Gideon raised the torn garment to his nose and breathed in deeply. It smelled of sweet clover, and he stood for a long moment, staring into the pool, as if he expected its owner to
rise up out of the water. But she did not, and he strode back the way he’d come, taking the shift with him.
Storming into one chamber after another, he searched every one and found them empty. But someone had been there—a woman. He wasn’t alone on the island. He had left the door ajar, and she must have entered. But who was she? Where did she come from, and where was she now? Could she be a refugee from the storm? She must be.
Bolting out into the bleak semidarkness, Gideon took flight. There wasn’t much shelter aside from the cave on the Dark Isle. Nothing but rubble too shallow to conceal anyone remained of his original keep after the watchers demolished it eons ago. The petrified forest that hemmed the strand offered the only place someone might hide, and he made a pass over it heading for the strand, for he had decided to start from there.

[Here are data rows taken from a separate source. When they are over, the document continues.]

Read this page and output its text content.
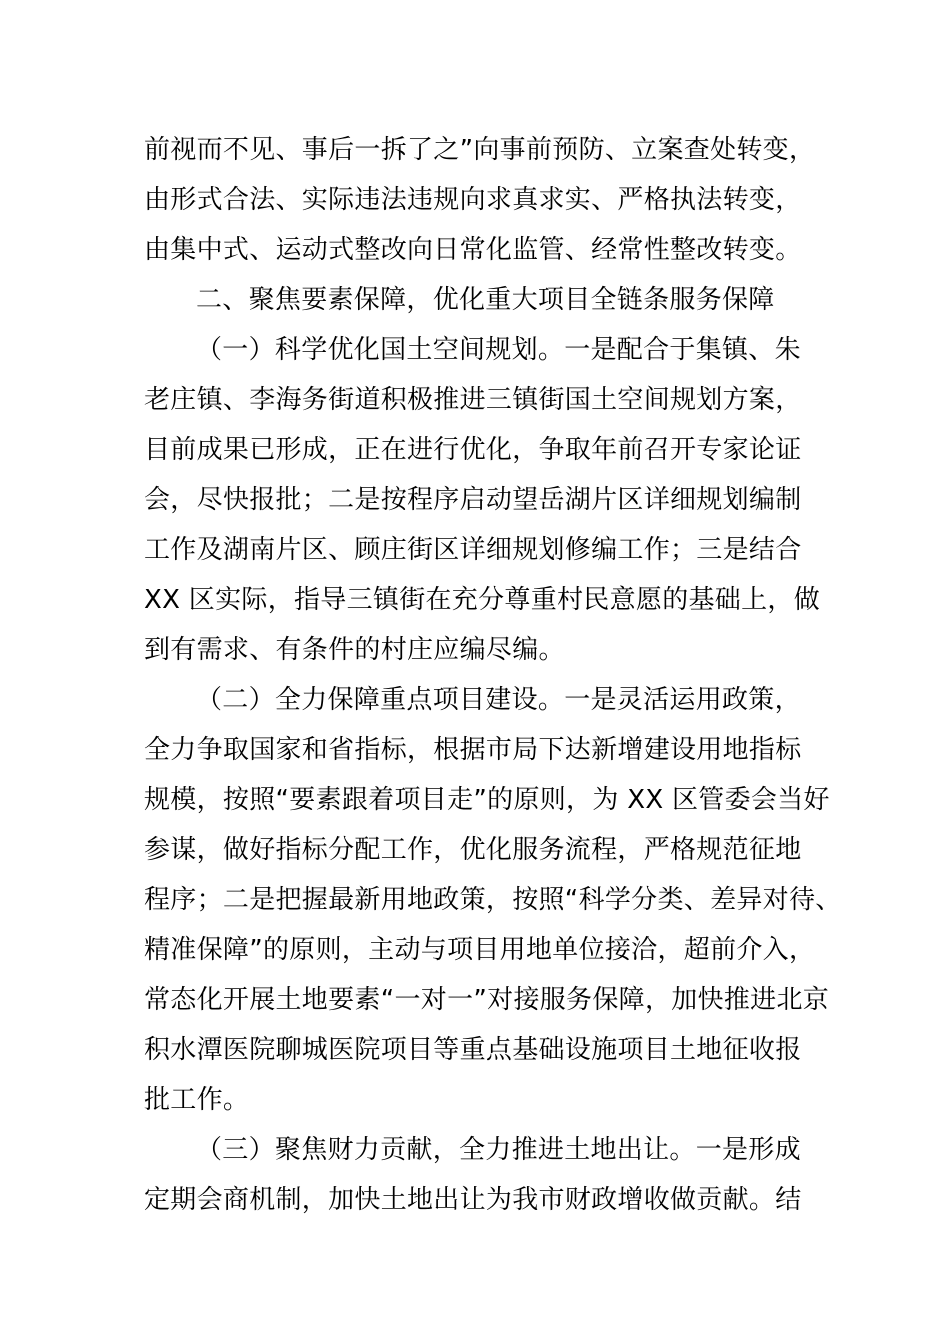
前视而不见、事后一拆了之”向事前预防、立案查处转变，
由形式合法、实际违法违规向求真求实、严格执法转变，
由集中式、运动式整改向日常化监管、经常性整改转变。
二、聚焦要素保障，优化重大项目全链条服务保障
（一）科学优化国土空间规划。一是配合于集镇、朱
老庄镇、李海务街道积极推进三镇街国土空间规划方案，
目前成果已形成，正在进行优化，争取年前召开专家论证
会，尽快报批；二是按程序启动望岳湖片区详细规划编制
工作及湖南片区、顾庄街区详细规划修编工作；三是结合
XX 区实际，指导三镇街在充分尊重村民意愿的基础上，做
到有需求、有条件的村庄应编尽编。
（二）全力保障重点项目建设。一是灵活运用政策，
全力争取国家和省指标，根据市局下达新增建设用地指标
规模，按照“要素跟着项目走”的原则，为 XX 区管委会当好
参谋，做好指标分配工作，优化服务流程，严格规范征地
程序；二是把握最新用地政策，按照“科学分类、差异对待、
精准保障”的原则，主动与项目用地单位接洽，超前介入，
常态化开展土地要素“一对一”对接服务保障，加快推进北京
积水潭医院聊城医院项目等重点基础设施项目土地征收报
批工作。
（三）聚焦财力贡献，全力推进土地出让。一是形成
定期会商机制，加快土地出让为我市财政增收做贡献。结
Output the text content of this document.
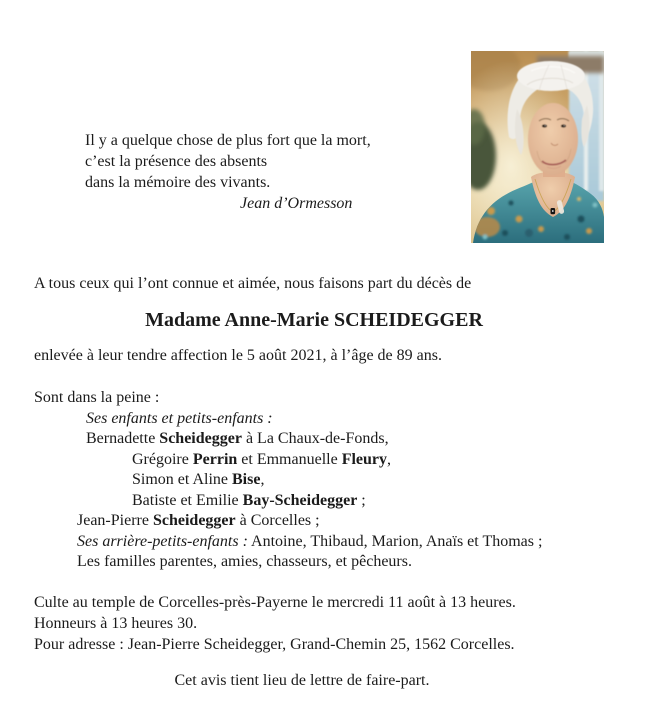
Il y a quelque chose de plus fort que la mort,
c’est la présence des absents
dans la mémoire des vivants.
Jean d’Ormesson
A tous ceux qui l’ont connue et aimée, nous faisons part du décès de
Madame Anne-Marie SCHEIDEGGER
enlevée à leur tendre affection le 5 août 2021, à l’âge de 89 ans.
Sont dans la peine :
Ses enfants et petits-enfants :
Bernadette Scheidegger à La Chaux-de-Fonds,
Grégoire Perrin et Emmanuelle Fleury,
Simon et Aline Bise,
Batiste et Emilie Bay-Scheidegger ;
Jean-Pierre Scheidegger à Corcelles ;
Ses arrière-petits-enfants : Antoine, Thibaud, Marion, Anaïs et Thomas ;
Les familles parentes, amies, chasseurs, et pêcheurs.
Culte au temple de Corcelles-près-Payerne le mercredi 11 août à 13 heures.
Honneurs à 13 heures 30.
Pour adresse : Jean-Pierre Scheidegger, Grand-Chemin 25, 1562 Corcelles.
Cet avis tient lieu de lettre de faire-part.
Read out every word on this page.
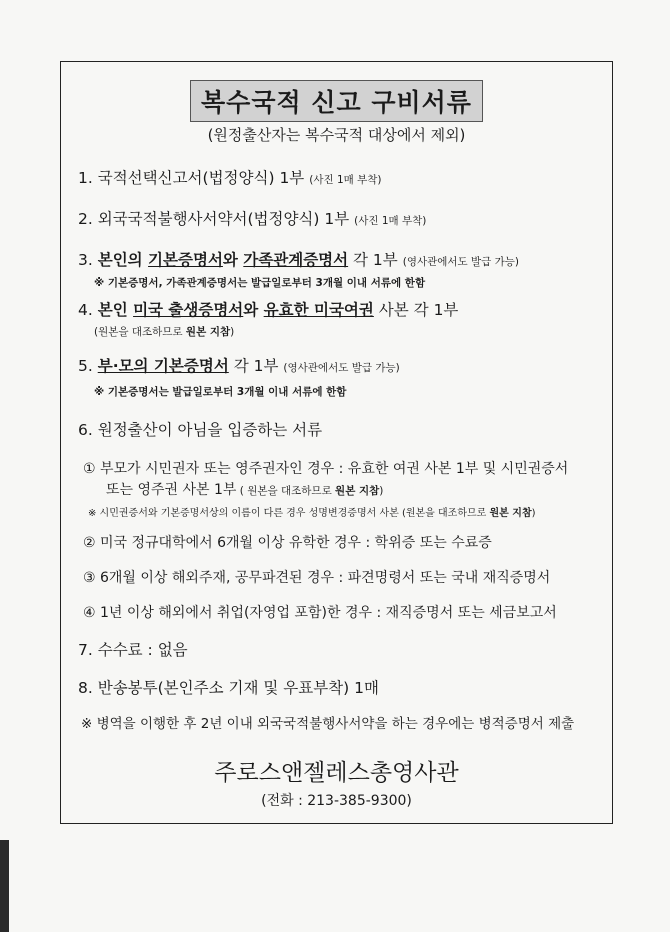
복수국적 신고 구비서류
(원정출산자는 복수국적 대상에서 제외)
1. 국적선택신고서(법정양식) 1부 (사진 1매 부착)
2. 외국국적불행사서약서(법정양식) 1부 (사진 1매 부착)
3. 본인의 기본증명서와 가족관계증명서 각 1부 (영사관에서도 발급 가능)
※ 기본증명서, 가족관계증명서는 발급일로부터 3개월 이내 서류에 한함
4. 본인 미국 출생증명서와 유효한 미국여권 사본 각 1부
(원본을 대조하므로 원본 지참)
5. 부·모의 기본증명서 각 1부 (영사관에서도 발급 가능)
※ 기본증명서는 발급일로부터 3개월 이내 서류에 한함
6. 원정출산이 아님을 입증하는 서류
① 부모가 시민권자 또는 영주권자인 경우 : 유효한 여권 사본 1부 및 시민권증서
또는 영주권 사본 1부 ( 원본을 대조하므로 원본 지참)
※ 시민권증서와 기본증명서상의 이름이 다른 경우 성명변경증명서 사본 (원본을 대조하므로 원본 지참)
② 미국 정규대학에서 6개월 이상 유학한 경우 : 학위증 또는 수료증
③ 6개월 이상 해외주재, 공무파견된 경우 : 파견명령서 또는 국내 재직증명서
④ 1년 이상 해외에서 취업(자영업 포함)한 경우 : 재직증명서 또는 세금보고서
7. 수수료 : 없음
8. 반송봉투(본인주소 기재 및 우표부착) 1매
※ 병역을 이행한 후 2년 이내 외국국적불행사서약을 하는 경우에는 병적증명서 제출
주로스앤젤레스총영사관
(전화 : 213-385-9300)
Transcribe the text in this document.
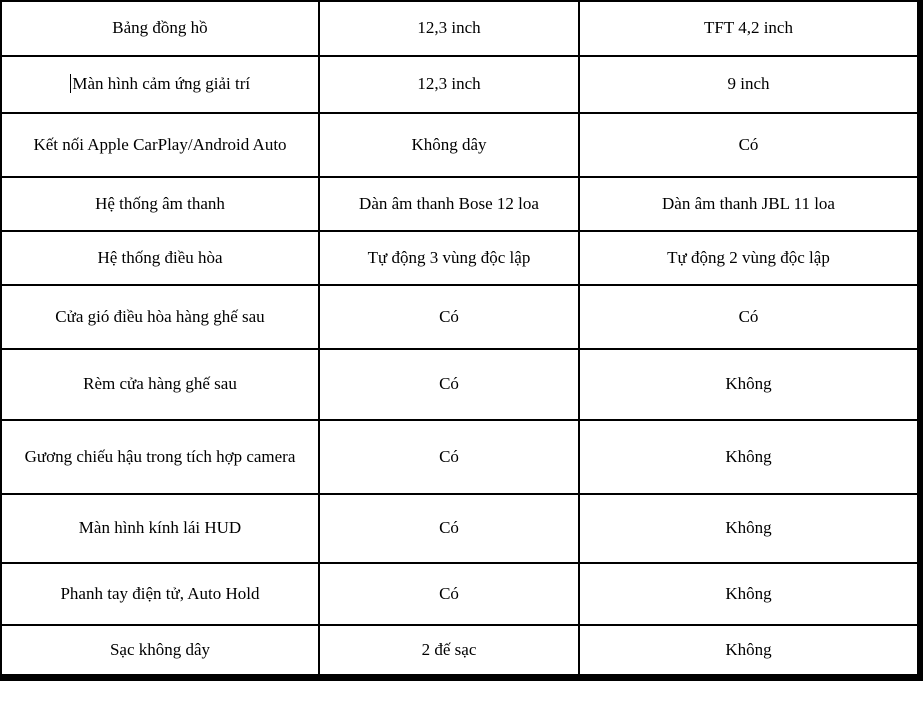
Bảng đồng hồ	12,3 inch	TFT 4,2 inch
Màn hình cảm ứng giải trí	12,3 inch	9 inch
Kết nối Apple CarPlay/Android Auto	Không dây	Có
Hệ thống âm thanh	Dàn âm thanh Bose 12 loa	Dàn âm thanh JBL 11 loa
Hệ thống điều hòa	Tự động 3 vùng độc lập	Tự động 2 vùng độc lập
Cửa gió điều hòa hàng ghế sau	Có	Có
Rèm cửa hàng ghế sau	Có	Không
Gương chiếu hậu trong tích hợp camera	Có	Không
Màn hình kính lái HUD	Có	Không
Phanh tay điện tử, Auto Hold	Có	Không
Sạc không dây	2 đế sạc	Không
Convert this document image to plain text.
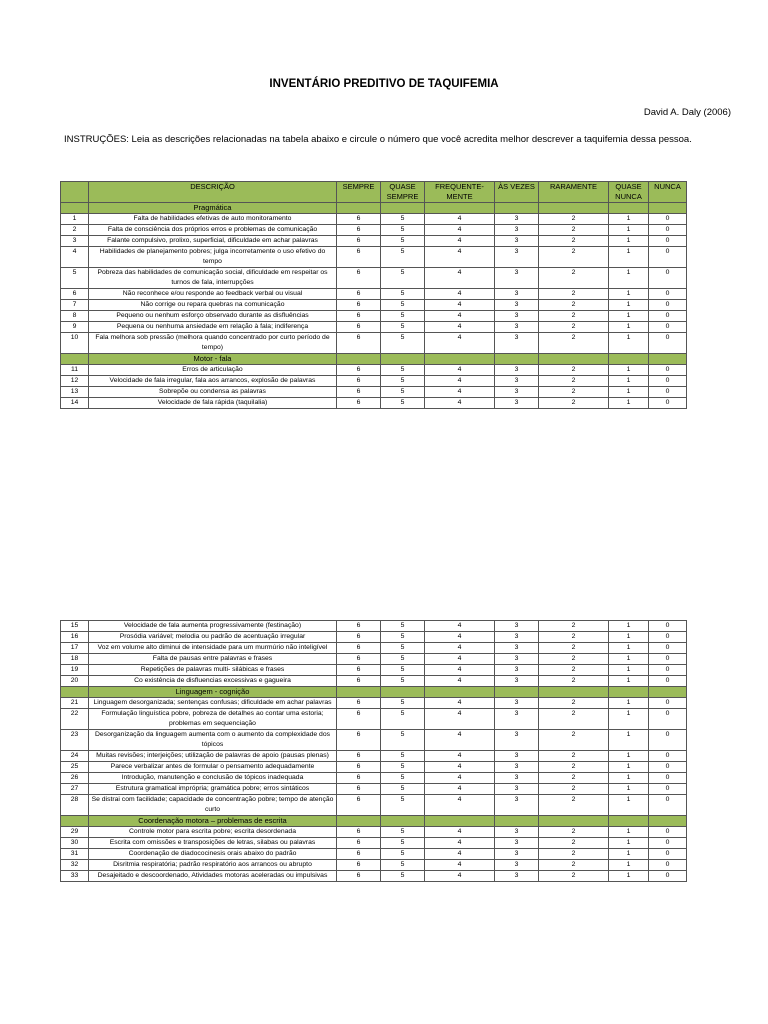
INVENTÁRIO PREDITIVO DE TAQUIFEMIA
David A. Daly (2006)
INSTRUÇÕES: Leia as descrições relacionadas na tabela abaixo e circule o número que você acredita melhor descrever a taquifemia dessa pessoa.
	DESCRIÇÃO	SEMPRE	QUASE SEMPRE	FREQUENTE-MENTE	ÀS VEZES	RARAMENTE	QUASE NUNCA	NUNCA
	Pragmática							
1	Falta de habilidades efetivas de auto monitoramento	6	5	4	3	2	1	0
2	Falta de consciência dos próprios erros e problemas de comunicação	6	5	4	3	2	1	0
3	Falante compulsivo, prolixo, superficial, dificuldade em achar palavras	6	5	4	3	2	1	0
4	Habilidades de planejamento pobres; julga incorretamente o uso efetivo do tempo	6	5	4	3	2	1	0
5	Pobreza das habilidades de comunicação social, dificuldade em respeitar os turnos de fala, interrupções	6	5	4	3	2	1	0
6	Não reconhece e/ou responde ao feedback verbal ou visual	6	5	4	3	2	1	0
7	Não corrige ou repara quebras na comunicação	6	5	4	3	2	1	0
8	Pequeno ou nenhum esforço observado durante as disfluências	6	5	4	3	2	1	0
9	Pequena ou nenhuma ansiedade em relação à fala; indiferença	6	5	4	3	2	1	0
10	Fala melhora sob pressão (melhora quando concentrado por curto período de tempo)	6	5	4	3	2	1	0
	Motor - fala							
11	Erros de articulação	6	5	4	3	2	1	0
12	Velocidade de fala irregular, fala aos arrancos, explosão de palavras	6	5	4	3	2	1	0
13	Sobrepõe ou condensa as palavras	6	5	4	3	2	1	0
14	Velocidade de fala rápida (taquilalia)	6	5	4	3	2	1	0
15	Velocidade de fala aumenta progressivamente (festinação)	6	5	4	3	2	1	0
16	Prosódia variável; melodia ou padrão de acentuação irregular	6	5	4	3	2	1	0
17	Voz em volume alto diminui de intensidade para um murmúrio não inteligível	6	5	4	3	2	1	0
18	Falta de pausas entre palavras e frases	6	5	4	3	2	1	0
19	Repetições de palavras multi- silábicas e frases	6	5	4	3	2	1	0
20	Co existência de disfluencias excessivas e gagueira	6	5	4	3	2	1	0
	Linguagem - cognição							
21	Linguagem desorganizada; sentenças confusas; dificuldade em achar palavras	6	5	4	3	2	1	0
22	Formulação linguística pobre, pobreza de detalhes ao contar uma estoria; problemas em sequenciação	6	5	4	3	2	1	0
23	Desorganização da linguagem aumenta com o aumento da complexidade dos tópicos	6	5	4	3	2	1	0
24	Muitas revisões; interjeições; utilização de palavras de apoio (pausas plenas)	6	5	4	3	2	1	0
25	Parece verbalizar antes de formular o pensamento adequadamente	6	5	4	3	2	1	0
26	Introdução, manutenção e conclusão de tópicos inadequada	6	5	4	3	2	1	0
27	Estrutura gramatical imprópria; gramática pobre; erros sintáticos	6	5	4	3	2	1	0
28	Se distrai com facilidade; capacidade de concentração pobre; tempo de atenção curto	6	5	4	3	2	1	0
	Coordenação motora – problemas de escrita							
29	Controle motor para escrita pobre; escrita desordenada	6	5	4	3	2	1	0
30	Escrita com omissões e transposições de letras, silabas ou palavras	6	5	4	3	2	1	0
31	Coordenação de diadococinesis orais abaixo do padrão	6	5	4	3	2	1	0
32	Disritmia respiratória; padrão respiratório aos arrancos ou abrupto	6	5	4	3	2	1	0
33	Desajeitado e descoordenado, Atividades motoras aceleradas ou impulsivas	6	5	4	3	2	1	0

The black volcanic sand at the water’s edge was littered with wreckage, none of it human, though he flew the length of it and back before combing the forest itself. But there was no sign that anyone had been there. The evening tide had come in and foreshortened the beach, obliterating any footprints that might have been amongst the assorted debris.
It was full dark when he abandoned the search. Nothing living moved on the Isle of Darkness. Aside from the sighing, crashing thunder of the waves beating upon the shoreline, all was still. Perplexed, Gideon returned to the cave. He would search again in the morning. If there was someone abroad on the isle, they could go nowhere without a vessel, and he threw the bolt on the double doors, made another search of the rooms without success, and went to his sleeping chamber.
Unfurling what was left of the shift, he examined it in the light of a rush candle in its hanging bracket beside his sleeping alcove. Whomever it belonged to was small in stature, and slender, young as well, for it was of a style worn by maidens. He raised it to his nose again and breathed in clover. Something urgent stirred in his loins, and he dropped it on the little table alongside as if it were hot coals, wiping his hands on his naked thighs, half expecting a watcher’s lightning bolt to find him even there, in his private sleeping chamber, the only refuge he had from the diabolical winged watchers of the gods.